Thursday, June 21, 2012

My response to "The Limits of Country Branding"



"The Limits of Country Branding"

My response to classmate Alejandro Neyra's post found by clicking here.

The Boston Globe makes note of the nation-building as a trend, reporting on how “the last few years have seen an explosion of ‘nation-branding,’ shorthand for coordinated government efforts to manage a country's image, whether to improve tourism, investment, or even foreign relations” (Risen, 2005). As Alejandro points out, Mexico, South Korea, and other middle powers are no exception. These middle powers are invested in gaining soft power, 'top of mind awareness,' cultural leverage, and a means to foster mutually beneficial relationships with its own constituents, prospective investors, potential customers, and/or other countries. Cesar Villanueva Rivas highlights how some countries, such as Mexico, are compelled to remake its image in effort to dispel the negative press that has plagued the country since it experienced a surge in "narco-violence." Other developing middle powers, such as South Korea, are trying to polish their public image to foster their influence. This is illustrated in Sook-Jung Lee's briefing on "South Korea's Soft Power Diplomacy," where he underscores how "South Korea’s national image and values for [the brand concept of a] Global Korea should be prosperous, democratic, modest, nonthreatening, and culturally syncretic, since many Third World countries see South Korea as a model with its simultaneous achievement of development and democratization” (Lee, 2009). One tactic indispensable to South Korea's branding strategy relies on translating its commercial and private sector success--Samsung's or LG's brand power for example--into soft power. The other tactic that is critical to South Korea's branding strategy is that it must follow through with the realization that branding, to put it in Alejandro's words, "is not only about having a commercial logo or a catchy slogan," but about building trust and fostering a credible rapport with the public.

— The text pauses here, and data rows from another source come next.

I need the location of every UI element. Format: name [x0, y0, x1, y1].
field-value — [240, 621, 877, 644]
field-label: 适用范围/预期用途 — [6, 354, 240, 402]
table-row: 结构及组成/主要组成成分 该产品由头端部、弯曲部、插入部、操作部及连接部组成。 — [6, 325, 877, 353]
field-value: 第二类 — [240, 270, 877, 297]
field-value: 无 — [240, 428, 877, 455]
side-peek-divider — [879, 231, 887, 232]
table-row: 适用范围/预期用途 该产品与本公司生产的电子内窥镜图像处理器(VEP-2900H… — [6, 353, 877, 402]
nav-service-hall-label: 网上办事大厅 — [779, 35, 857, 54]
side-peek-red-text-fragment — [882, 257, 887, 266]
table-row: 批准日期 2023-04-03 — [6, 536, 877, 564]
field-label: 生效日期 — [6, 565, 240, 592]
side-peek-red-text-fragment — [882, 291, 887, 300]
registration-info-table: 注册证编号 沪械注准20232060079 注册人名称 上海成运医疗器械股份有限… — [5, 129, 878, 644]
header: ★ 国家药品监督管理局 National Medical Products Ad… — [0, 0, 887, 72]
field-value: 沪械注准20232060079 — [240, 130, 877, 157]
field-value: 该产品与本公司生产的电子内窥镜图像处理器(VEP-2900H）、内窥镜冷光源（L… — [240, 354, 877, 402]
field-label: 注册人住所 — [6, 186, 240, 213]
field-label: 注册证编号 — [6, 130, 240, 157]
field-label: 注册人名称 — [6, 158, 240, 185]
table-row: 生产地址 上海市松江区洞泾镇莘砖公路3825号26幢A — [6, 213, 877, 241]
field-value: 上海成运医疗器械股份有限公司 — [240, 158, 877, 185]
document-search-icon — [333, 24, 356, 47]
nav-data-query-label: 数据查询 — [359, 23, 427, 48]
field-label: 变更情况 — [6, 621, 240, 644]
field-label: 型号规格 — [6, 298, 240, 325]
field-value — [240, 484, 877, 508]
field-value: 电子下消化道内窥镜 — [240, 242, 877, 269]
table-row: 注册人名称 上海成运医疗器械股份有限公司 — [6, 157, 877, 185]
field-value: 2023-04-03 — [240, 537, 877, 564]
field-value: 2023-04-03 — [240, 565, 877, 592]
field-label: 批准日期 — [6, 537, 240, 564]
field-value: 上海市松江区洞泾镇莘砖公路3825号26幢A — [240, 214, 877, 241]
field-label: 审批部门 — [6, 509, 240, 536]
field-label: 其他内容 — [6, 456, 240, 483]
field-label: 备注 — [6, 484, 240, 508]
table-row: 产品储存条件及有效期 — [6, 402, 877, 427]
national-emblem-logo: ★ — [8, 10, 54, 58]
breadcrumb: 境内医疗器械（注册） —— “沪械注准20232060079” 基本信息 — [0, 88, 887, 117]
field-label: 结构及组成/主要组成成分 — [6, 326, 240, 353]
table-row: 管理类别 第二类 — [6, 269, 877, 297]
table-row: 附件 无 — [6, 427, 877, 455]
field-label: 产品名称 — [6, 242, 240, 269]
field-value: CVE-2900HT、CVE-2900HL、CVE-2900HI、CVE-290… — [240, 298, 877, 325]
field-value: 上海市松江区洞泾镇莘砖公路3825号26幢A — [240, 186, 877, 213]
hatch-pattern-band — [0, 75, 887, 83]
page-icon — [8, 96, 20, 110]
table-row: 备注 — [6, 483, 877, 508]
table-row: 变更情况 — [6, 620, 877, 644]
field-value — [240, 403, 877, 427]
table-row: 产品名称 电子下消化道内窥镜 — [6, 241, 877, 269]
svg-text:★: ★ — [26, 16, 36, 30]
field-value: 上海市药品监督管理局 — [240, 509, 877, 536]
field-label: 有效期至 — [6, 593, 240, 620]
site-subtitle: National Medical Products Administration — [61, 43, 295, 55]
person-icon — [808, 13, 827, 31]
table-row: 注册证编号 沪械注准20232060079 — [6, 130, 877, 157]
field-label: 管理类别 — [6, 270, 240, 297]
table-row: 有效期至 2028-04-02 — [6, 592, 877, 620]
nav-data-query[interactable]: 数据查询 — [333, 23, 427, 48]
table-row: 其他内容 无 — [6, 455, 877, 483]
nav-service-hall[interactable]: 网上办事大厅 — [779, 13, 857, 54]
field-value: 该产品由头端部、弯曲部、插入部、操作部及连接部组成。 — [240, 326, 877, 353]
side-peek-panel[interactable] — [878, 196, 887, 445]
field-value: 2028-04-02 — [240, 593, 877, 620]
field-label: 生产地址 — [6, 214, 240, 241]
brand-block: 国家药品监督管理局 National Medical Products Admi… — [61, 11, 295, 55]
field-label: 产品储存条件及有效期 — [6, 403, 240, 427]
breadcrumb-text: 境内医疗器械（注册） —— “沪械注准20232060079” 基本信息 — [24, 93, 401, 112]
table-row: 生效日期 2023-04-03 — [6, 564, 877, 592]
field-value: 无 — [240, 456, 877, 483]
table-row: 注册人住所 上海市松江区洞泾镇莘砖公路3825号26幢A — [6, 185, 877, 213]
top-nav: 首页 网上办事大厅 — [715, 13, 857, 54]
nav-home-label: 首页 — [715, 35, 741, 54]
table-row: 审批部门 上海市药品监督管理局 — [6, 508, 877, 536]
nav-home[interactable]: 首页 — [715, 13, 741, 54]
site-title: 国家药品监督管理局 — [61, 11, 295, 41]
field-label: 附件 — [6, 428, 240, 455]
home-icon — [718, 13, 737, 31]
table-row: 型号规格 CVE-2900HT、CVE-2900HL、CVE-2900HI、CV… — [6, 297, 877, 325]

This tactic goes beyond branding and moves into the realm of public diplomacy, which not only promotes the understanding of a nation's brand, but also the understanding of its culture, heritage, and people. In a sense, governments seeking to create their own brands and grow brand value also want to “develop [an] emotional, positive reaction between their part of the world and citizens...[they] want to make or re-make their image in the world to gain clout vis-à-vis their neighbors to achieve certain political ends” (Youde, 2009). In order to pique and develop the public's empathy for and/or sense of connection to a brand, a nation must look to its public diplomacy programming. As Alejandro also notes, public diplomacy is intrinsic to branding—and not secondary to it—because it provides various groups with the possibility to interact with, learn from, and connect to others. In other words, branding alone has its limits, but when combined with public diplomacy and people-to-people initiatives, the two have the power to building bridge across cultures, fostering mutual understanding within a larger regional or global community.

Just as branding is indispensable to shaping and communicating brand value, so too is public diplomacy to “helping audiences identify with” nation-states and “encouraging them to buy its products and services” (van Ham, 2002). And just as Lee emphasizes how “the soft power of a country operates in constant interaction with its hard power,” so too does public diplomacy operate in tandem with nation-branding.